Ad ogni capo venduto, Zalando ricambierà con un buono Zalando del valore corrispondente o con la possibilità di fare una donazione con Croce Rossa e We Forest, partner dell’iniziativa. Una volta venduti i propri articoli, saranno sottoposti ad un attento controllo qualità da parte di Zalando, catalogati e resi disponibili per numerosi clienti.

Tutti gli ordini Second Hand avranno anche un packaging a prova di sostenibilità, realizzati solo in carta riciclata. Grazie a questa iniziativa Zalando si impegna nell’obiettivo di prolungare la vita di 50 milioni di articoli e ad eliminare l’uso di plastica monouso fino al 2023.

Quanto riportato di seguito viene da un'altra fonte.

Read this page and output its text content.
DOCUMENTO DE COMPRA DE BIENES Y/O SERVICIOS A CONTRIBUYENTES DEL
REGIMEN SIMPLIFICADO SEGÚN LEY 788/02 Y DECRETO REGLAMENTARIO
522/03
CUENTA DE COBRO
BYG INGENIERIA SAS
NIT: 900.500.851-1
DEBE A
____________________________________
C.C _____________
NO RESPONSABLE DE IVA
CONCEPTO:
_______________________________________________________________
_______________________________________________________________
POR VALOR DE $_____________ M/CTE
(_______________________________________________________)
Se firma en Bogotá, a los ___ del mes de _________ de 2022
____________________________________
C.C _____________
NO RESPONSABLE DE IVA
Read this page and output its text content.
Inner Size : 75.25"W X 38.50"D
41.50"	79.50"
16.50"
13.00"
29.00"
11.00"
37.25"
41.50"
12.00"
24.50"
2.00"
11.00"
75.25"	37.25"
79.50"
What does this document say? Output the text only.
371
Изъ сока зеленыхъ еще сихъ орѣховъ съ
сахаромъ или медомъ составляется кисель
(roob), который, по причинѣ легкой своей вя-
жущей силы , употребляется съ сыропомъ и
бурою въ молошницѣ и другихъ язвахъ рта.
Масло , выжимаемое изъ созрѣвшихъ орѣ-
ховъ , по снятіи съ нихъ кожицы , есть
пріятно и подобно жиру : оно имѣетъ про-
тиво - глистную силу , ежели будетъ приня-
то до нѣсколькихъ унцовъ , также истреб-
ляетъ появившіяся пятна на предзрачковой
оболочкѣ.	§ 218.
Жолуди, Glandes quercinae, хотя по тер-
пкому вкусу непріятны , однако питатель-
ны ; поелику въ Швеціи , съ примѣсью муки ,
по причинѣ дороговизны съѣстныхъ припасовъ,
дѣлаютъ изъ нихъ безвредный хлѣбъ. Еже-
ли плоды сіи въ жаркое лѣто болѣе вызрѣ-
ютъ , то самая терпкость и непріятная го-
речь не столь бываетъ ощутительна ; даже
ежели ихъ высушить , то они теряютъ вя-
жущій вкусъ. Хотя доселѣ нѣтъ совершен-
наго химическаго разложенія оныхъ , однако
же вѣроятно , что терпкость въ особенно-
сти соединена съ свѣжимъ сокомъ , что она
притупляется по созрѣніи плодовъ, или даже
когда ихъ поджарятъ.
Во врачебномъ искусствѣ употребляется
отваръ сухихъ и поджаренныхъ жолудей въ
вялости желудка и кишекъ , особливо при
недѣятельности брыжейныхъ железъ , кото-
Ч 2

Abbigliamento sostenibile: gli italiani sono i più attenti allo shopping green

Più di un italiano su due, secondo il report realizzato da Zalando, richiede alle aziende di offrire opzioni di acquisti di seconda mano, seguono poi i francesi e gli spagnoli. Una richiesta che nasce per facilitare maggiormente la possibilità di trasformare le proprie abitudini di shopping, prediligendo scelte che rispettino l’ambiente.

In Europa sono soprattutto i più giovani, i consumatori della Generazione Z, a richiedere capi più sostenibili, consapevoli dell’impatto sociale positivo che apporterebbe all’ambiente. I capi green iniziano ad essere così non più una categoria d’abbigliamento riservata a pochi ma una vera e propria scelta lifestyle: uno shopping responsabile che nasce dalla condivisione di valori comuni in materia di sostenibilità e dal desiderio di contribuire anche con le proprie scelte d’acquisto alla salvaguardia del pianeta.

Con la pandemia e la crisi annessa, i consumatori si sono mostrati ancora più attenti nelle scelte d’acquisto. Molti hanno affermato che sarebbero disposti a boicottare un brand che non contribuisca ad integrare nelle proprie collezioni capi sostenibili, e che non faccia la propria parte nel progetto di sostenibilità ambientale che coinvolge non solo il mondo del fashion.